Exploring the Americas' first great city-states
Each week, we spotlight a dream vacation recommended by some of the industry's top travel writers. This week's pick is Guatemala.
It's not easy to reach the most massive pyramid in the world, said Doug Hansen at The San Diego Union-Tribune. La Danta, an ancient stone structure covered in trees, sits a three-day hike from the nearest road in the middle of Central America's largest protected tropical forest. But the group I was touring Guatemala with had flown in by helicopter, and as I stood atop the 2,000-year-old pyramid, I learned from archaeologist Richard Hansen (no relation) that we were overlooking the ruins of a city, El Mirador, that had been part of the first state-level society in the Americas. Not long ago, Hansen's team discovered a network of 150 miles of elevated highway that once connected El Mirador to several other Mayan cities. Wandering the ruins with him, "I felt more like Indiana Jones than a tourist."
Two "remarkable" guides were also on hand to explain the region's mysteries. Over the course of our 10-day "Lost Kingdoms" tour, we would also visit the less ancient ruins at Tikal and Copán — centers of a Mayan civilization that flourished from the third to ninth centuries, when its achievements in art, architecture, and science placed it among the most advanced cultures in the world. At Copán, which lies east of Guatemala in Honduras, I was awed by the temples, ball courts, and elaborate sculptures, and the museum there proved "a place not to be missed." Its centerpiece, a full-size replica of a Mayan temple, is painted in the same colors — red, yellow, green, and white — that we saw in the scarlet macaws that soared among the ruins.
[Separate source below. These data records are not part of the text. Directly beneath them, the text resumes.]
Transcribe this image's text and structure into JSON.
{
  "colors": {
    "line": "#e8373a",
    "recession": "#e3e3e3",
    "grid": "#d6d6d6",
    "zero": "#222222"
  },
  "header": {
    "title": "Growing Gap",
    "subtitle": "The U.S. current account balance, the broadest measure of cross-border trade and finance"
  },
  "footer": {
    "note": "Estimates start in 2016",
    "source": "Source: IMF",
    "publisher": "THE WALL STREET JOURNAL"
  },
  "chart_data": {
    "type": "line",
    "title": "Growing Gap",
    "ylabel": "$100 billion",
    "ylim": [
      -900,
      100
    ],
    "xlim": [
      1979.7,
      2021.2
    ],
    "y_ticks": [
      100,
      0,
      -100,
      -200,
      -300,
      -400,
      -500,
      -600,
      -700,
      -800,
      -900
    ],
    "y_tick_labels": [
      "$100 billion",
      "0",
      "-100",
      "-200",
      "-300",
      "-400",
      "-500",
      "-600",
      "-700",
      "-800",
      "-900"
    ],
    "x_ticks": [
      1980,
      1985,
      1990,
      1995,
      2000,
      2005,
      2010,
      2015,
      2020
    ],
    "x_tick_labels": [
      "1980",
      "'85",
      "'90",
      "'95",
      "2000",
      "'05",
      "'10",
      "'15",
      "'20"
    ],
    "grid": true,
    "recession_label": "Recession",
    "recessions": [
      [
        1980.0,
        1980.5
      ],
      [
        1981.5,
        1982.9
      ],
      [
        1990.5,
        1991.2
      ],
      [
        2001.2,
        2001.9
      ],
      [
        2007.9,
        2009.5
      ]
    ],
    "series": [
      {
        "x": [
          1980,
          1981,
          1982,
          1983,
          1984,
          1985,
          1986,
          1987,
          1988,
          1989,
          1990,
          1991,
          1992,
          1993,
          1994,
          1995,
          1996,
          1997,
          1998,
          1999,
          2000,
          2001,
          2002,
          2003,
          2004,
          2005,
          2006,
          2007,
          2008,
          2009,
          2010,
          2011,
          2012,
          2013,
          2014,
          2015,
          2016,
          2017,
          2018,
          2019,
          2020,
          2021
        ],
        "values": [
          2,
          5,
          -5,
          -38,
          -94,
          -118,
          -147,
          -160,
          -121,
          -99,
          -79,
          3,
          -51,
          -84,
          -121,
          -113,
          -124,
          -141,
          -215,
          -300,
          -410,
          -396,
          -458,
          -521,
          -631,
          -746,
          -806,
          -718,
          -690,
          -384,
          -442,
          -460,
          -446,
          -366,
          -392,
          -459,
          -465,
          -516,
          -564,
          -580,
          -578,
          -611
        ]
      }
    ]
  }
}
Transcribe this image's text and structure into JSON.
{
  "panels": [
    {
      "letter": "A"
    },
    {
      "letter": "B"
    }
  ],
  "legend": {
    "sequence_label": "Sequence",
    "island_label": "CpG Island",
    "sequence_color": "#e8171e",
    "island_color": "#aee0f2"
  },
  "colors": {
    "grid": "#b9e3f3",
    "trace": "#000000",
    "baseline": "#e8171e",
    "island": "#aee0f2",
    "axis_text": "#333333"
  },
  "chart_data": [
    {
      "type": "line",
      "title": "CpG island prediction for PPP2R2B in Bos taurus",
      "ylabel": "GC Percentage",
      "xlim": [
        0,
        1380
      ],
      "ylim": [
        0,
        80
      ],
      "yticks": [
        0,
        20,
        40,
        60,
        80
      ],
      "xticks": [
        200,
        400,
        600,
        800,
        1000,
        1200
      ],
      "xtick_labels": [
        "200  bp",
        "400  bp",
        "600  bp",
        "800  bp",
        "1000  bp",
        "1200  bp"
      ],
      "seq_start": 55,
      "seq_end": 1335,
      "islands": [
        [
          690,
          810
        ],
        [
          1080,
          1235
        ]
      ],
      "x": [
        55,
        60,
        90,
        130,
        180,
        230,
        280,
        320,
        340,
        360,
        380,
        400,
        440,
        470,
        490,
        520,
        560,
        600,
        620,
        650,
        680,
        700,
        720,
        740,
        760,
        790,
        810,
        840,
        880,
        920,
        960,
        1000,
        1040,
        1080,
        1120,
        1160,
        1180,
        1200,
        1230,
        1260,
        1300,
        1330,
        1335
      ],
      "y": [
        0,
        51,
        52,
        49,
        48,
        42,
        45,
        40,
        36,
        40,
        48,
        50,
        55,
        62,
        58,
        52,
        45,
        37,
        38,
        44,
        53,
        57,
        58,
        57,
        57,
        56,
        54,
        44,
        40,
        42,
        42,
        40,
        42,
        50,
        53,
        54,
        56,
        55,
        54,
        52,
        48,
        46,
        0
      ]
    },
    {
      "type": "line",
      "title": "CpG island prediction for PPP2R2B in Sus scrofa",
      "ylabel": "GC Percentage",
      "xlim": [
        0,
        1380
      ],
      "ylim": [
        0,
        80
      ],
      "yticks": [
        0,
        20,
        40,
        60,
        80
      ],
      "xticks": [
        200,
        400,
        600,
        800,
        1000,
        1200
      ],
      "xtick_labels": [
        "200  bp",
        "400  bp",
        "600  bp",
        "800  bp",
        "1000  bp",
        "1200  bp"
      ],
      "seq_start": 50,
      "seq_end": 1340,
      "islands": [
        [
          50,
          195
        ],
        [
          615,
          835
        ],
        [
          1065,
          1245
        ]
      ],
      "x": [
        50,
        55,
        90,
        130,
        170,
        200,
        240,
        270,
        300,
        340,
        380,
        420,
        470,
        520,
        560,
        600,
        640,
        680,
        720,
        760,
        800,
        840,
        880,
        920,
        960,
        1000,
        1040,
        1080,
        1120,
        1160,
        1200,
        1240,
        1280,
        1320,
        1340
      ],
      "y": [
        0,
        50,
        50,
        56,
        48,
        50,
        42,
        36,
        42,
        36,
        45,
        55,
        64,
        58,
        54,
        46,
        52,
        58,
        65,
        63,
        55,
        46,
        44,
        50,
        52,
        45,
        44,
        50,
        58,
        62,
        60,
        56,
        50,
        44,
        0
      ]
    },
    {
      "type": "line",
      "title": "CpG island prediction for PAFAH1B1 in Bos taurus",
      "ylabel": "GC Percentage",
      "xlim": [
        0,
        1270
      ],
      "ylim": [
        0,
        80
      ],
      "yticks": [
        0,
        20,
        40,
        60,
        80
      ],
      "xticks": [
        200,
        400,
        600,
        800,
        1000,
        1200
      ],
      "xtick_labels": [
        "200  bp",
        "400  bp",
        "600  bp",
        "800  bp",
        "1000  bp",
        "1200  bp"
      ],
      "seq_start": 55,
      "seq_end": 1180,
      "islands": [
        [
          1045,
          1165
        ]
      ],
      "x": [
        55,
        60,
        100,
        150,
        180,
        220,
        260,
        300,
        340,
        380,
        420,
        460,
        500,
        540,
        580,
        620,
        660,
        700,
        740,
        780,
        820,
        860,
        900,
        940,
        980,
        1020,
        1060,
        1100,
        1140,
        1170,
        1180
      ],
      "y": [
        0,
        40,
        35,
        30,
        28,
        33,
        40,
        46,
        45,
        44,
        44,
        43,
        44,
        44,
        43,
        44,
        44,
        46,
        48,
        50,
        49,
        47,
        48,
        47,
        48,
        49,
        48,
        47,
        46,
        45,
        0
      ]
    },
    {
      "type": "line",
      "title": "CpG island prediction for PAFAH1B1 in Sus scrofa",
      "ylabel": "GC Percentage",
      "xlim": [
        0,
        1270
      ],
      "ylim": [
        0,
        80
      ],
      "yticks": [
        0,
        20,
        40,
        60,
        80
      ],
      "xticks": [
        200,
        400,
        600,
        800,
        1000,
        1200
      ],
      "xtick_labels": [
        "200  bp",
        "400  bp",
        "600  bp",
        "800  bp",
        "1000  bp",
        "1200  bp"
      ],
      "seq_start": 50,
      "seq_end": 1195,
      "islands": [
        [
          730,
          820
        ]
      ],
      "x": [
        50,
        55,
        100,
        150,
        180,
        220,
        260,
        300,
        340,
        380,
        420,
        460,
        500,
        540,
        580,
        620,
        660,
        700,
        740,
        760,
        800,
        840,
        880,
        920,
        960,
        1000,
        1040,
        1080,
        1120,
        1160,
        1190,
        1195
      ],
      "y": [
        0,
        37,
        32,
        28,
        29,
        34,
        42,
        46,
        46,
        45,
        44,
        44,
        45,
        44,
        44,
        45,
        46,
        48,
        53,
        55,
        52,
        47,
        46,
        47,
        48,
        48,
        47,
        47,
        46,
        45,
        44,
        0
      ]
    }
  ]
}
We stayed in luxury hotels throughout the trip, but one of our most unforgettable experiences occurred during a detour to a small town on Lake Atitlán. At a local Catholic church, we had seen how religious statues incorporated some of the symbols of the ancient Maya. Now we watched as a team of shamans made offerings to an image of Maximón, a mustachioed Mayan deity whose likeness is not allowed in a church. The pre-Columbian past suddenly seemed not so distant.